Let's explain the code.

  1. SXSSFWorkbookSXSSFWorkbook(100)Indicates that up to 100 rows of data will be kept in memory, and any more than that will be written to a temporary file to save memory.
  2. batch file: BybatchSizeControl the amount of data written per batch to minimize memory consumption.totalRowsSetting it to 1,000,000 means exporting 1,000,000 pieces of data.
  3. Simulation Data GenerationgetDataBatchmethod simulates paging for data, returning a batch of data at a time.
  4. Clearing Cache Lines: Each time a batch of data is written, it is passed through theflushRows(batchSize)Clears cached lines from memory to control memory usage.
  5. Compression of temporary files(true)Enable temporary file compression to further reduce disk space usage.

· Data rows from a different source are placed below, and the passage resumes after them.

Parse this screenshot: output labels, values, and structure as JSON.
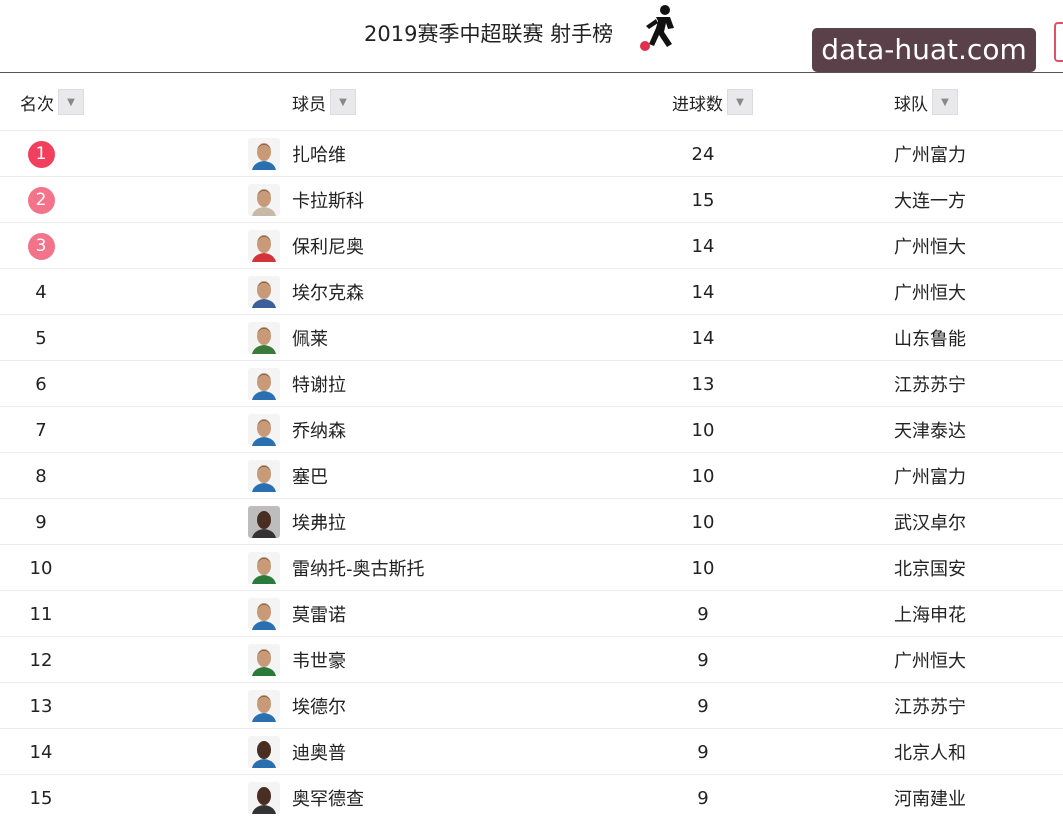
{
  "header": {
    "title": "2019赛季中超联赛 射手榜",
    "watermark": "data-huat.com"
  },
  "columns": {
    "rank": "名次",
    "player": "球员",
    "goals": "进球数",
    "team": "球队"
  },
  "colors": {
    "badge_1": "#f0405e",
    "badge_2": "#f3738a",
    "badge_3": "#f3738a",
    "jersey": [
      "#2a6fb0",
      "#c8b8a6",
      "#d2343a",
      "#3a5f9a",
      "#3a7a3a",
      "#2a6fb0",
      "#2a6fb0",
      "#2a6fb0",
      "#333333",
      "#2a7a3a",
      "#2a6fb0",
      "#2a7a3a",
      "#2a6fb0",
      "#2a6fb0",
      "#333333"
    ]
  },
  "rows": [
    {
      "rank": "1",
      "name": "扎哈维",
      "goals": "24",
      "team": "广州富力"
    },
    {
      "rank": "2",
      "name": "卡拉斯科",
      "goals": "15",
      "team": "大连一方"
    },
    {
      "rank": "3",
      "name": "保利尼奥",
      "goals": "14",
      "team": "广州恒大"
    },
    {
      "rank": "4",
      "name": "埃尔克森",
      "goals": "14",
      "team": "广州恒大"
    },
    {
      "rank": "5",
      "name": "佩莱",
      "goals": "14",
      "team": "山东鲁能"
    },
    {
      "rank": "6",
      "name": "特谢拉",
      "goals": "13",
      "team": "江苏苏宁"
    },
    {
      "rank": "7",
      "name": "乔纳森",
      "goals": "10",
      "team": "天津泰达"
    },
    {
      "rank": "8",
      "name": "塞巴",
      "goals": "10",
      "team": "广州富力"
    },
    {
      "rank": "9",
      "name": "埃弗拉",
      "goals": "10",
      "team": "武汉卓尔"
    },
    {
      "rank": "10",
      "name": "雷纳托-奥古斯托",
      "goals": "10",
      "team": "北京国安"
    },
    {
      "rank": "11",
      "name": "莫雷诺",
      "goals": "9",
      "team": "上海申花"
    },
    {
      "rank": "12",
      "name": "韦世豪",
      "goals": "9",
      "team": "广州恒大"
    },
    {
      "rank": "13",
      "name": "埃德尔",
      "goals": "9",
      "team": "江苏苏宁"
    },
    {
      "rank": "14",
      "name": "迪奥普",
      "goals": "9",
      "team": "北京人和"
    },
    {
      "rank": "15",
      "name": "奥罕德查",
      "goals": "9",
      "team": "河南建业"
    }
  ]
}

Matters requiring attention

  • temporary file: SXSSFWorkbook generates temporary files in the system temporary folder, you need to make sure that you have enough disk space.
  • Resource release: After completing the data write you need to call()to clean up temporary files.
  • performance optimization: Adjustable to machine memorybatchSizecap (a poem)SXSSFWorkbookCache lines to avoid frequent refreshes and memory overflows.